Perempuan muda di Irak yang masih beberapa tahun lagi mencapai pubertas bisa dipaksa menjadi istri jika undang-undang baru yang didukung Syiah disahkan. Undang-undang baru ini menurunkan usia persetujuan seorang anak perempuan dari 18 menjadi 9 tahun.
Termasuk memperbolehkan orang tua menikahkan anak perempuan mereka yang masih kecil.
Irak tidak memiliki sistem perwalian laki-laki, yang memerlukan izin dari suami perempuan, ayah atau wali laki-laki lainnya untuk membuat keputusan penting dalam hidup seperti pernikahan. Undang-undang juga mengizinkan pejabat agama untuk melangsungkan pernikahan.
Undang-undang yang diusulkan, yang sedang diproses melalui pemerintahan parlementer, telah ditentang oleh anggota parlemen (MP) dan perempuan dalam kelompok aktivis. kepada Penjaga.
Pentagon berencana untuk mengurangi ‘jejak’ kami di Irak, namun menolak untuk mengatakan seberapa besarnya
“Ini adalah bencana bagi perempuan,” kata Raya Faik, koordinator koalisi kelompok yang menentang perubahan undang-undang tersebut, yang mencakup beberapa anggota parlemen Irak.
“Suami saya dan anggota keluarga kami menentang pernikahan anak. Tapi kalau putri saya menikah, bayangkan jika suami putri saya ingin menikahi cucu saya di usia muda. Undang-undang baru mengizinkannya. Saya tidak bisa menolak. Undang-undang ini melegalkan pemerkosaan anak. “
Undang-undang baru ini akan mengarah pada pencabutan hak perempuan seperti yang dilakukan Taliban.
Warga Irak melakukan protes di jalan-jalan ibu kota negara, Bagdad, dan kota-kota lain di seluruh negeri.

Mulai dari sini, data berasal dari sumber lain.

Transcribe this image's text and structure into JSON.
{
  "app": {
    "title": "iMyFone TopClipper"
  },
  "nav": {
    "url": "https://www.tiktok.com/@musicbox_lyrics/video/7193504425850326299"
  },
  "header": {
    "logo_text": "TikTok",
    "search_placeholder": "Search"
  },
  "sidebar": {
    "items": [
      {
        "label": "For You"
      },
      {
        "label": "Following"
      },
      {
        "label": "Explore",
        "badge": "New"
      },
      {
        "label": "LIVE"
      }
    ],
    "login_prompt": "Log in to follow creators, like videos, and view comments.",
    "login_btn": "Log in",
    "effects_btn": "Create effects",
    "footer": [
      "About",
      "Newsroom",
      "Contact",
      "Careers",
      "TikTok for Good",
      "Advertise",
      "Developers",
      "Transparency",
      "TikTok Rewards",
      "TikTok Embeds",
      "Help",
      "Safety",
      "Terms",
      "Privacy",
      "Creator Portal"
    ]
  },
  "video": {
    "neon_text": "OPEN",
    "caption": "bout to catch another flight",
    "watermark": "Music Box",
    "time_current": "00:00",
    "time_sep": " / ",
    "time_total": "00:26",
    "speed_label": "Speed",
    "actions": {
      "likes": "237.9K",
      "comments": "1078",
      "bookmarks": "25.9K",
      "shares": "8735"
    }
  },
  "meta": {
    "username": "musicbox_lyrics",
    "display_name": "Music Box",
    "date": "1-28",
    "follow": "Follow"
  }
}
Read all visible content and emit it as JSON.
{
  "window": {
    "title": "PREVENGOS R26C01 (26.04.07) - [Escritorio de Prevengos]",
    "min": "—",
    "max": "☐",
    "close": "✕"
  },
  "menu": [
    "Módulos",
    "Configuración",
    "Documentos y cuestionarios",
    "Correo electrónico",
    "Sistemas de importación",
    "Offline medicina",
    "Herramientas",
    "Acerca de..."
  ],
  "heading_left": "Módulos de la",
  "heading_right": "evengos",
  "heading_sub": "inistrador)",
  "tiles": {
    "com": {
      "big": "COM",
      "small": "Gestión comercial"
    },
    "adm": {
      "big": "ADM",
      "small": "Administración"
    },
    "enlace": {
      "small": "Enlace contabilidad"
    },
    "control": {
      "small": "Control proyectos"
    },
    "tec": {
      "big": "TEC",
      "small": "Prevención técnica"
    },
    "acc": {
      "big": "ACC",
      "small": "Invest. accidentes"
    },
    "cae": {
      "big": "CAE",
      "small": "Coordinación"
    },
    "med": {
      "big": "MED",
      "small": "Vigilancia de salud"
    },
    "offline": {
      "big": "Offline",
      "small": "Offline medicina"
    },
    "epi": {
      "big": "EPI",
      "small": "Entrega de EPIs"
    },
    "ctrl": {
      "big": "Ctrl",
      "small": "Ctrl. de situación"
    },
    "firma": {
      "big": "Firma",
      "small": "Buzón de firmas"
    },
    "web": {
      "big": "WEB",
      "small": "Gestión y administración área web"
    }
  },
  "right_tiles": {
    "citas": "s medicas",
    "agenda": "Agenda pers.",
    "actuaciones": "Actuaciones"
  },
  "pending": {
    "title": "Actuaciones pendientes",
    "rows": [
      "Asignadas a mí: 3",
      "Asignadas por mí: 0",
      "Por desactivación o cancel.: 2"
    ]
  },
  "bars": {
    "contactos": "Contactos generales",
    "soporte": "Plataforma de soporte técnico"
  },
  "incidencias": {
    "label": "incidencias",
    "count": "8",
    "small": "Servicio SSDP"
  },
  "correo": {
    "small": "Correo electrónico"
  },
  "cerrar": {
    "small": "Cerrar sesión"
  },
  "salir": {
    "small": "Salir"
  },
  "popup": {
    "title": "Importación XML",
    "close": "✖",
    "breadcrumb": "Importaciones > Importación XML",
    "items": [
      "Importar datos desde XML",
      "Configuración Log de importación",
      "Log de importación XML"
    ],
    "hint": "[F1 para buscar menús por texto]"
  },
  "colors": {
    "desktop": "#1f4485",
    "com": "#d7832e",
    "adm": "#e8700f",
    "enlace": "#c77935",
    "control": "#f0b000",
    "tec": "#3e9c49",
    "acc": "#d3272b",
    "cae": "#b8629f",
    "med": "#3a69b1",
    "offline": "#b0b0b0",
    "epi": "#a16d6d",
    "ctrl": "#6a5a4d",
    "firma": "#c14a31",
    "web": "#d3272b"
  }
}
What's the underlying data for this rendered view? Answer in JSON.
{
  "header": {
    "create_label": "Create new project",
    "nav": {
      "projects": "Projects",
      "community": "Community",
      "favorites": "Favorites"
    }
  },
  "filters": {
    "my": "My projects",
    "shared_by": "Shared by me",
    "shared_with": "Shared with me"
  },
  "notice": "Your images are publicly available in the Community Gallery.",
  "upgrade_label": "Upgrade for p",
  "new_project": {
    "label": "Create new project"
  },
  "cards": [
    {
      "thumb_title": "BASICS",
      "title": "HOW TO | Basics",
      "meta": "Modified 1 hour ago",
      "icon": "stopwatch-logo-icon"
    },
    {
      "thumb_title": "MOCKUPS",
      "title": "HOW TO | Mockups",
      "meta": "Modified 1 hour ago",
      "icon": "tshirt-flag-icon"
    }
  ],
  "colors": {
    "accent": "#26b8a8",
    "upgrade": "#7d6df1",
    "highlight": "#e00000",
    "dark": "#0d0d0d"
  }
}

Protes tersebut ditanggapi dengan bentrokan dengan penegak hukum setempat.
Meskipun pernikahan di bawah usia 18 tahun telah menjadi undang-undang nasional sejak tahun 1950an, survei UNICEF menemukan bahwa 28% anak perempuan di Irak menikah sebelum ulang tahun mereka yang ke-18.
Senat telah meloloskan rancangan undang-undang untuk melindungi anak-anak di dunia maya dan meminta pertanggungjawaban perusahaan teknologi atas konten berbahaya
Nadia Mahmoud, salah satu pendiri Aliansi Perempuan Aman di Irak, mengatakan anggota parlemen yang didominasi laki-laki di Irak berada di bawah ancaman dari kelompok pemuda dan gerakan perempuan.
“Mengikuti Pemuda masal Protes “Insiden di Irak pada tahun 2019 membuat para pemain politik ini mulai memperkuat peran perempuan dalam masyarakat,” menurut laporan Guardian, menambahkan bahwa mereka mengancam organisasi feminis, gender dan perempuan, masyarakat sipil dan gerakan aktivis, serta kekuasaan dan status mereka. .. (dan) membatasi mereka dan mulai menindas.”
Terdapat 25 anggota perempuan di pemerintahan Irak yang mencoba untuk menghentikan usulan undang-undang tersebut agar tidak lolos ke pemungutan suara kedua, namun mereka mengatakan bahwa penolakan yang kuat dari rekan laki-laki mereka di anggota parlemen membuat hal tersebut hampir mustahil dilakukan.
“Sayangnya, anggota parlemen laki-laki yang mendukung undang-undang ini berbicara dengan maskulinitas, apa salahnya menikah dengan anak di bawah umur? Pemikiran mereka sempit. Mereka tidak menganggap bahwa mereka adalah legislator yang menentukan nasib rakyat..tapi mengikuti. ide laki-laki untuk mengizinkan semua ini,” kata anggota parlemen Irak Alia Nasif.
Klik di sini untuk mendapatkan aplikasi Fox News
Para pengunjuk rasa khawatir jika undang-undang tersebut diubah, masa depan anak-anak mereka akan lebih suram daripada masa depan mereka.
“Saya punya anak perempuan dan saya tidak ingin memaksanya menikah di usia muda,” kata Azhar Jasim yang harus putus sekolah pada usia 16 tahun untuk menikah.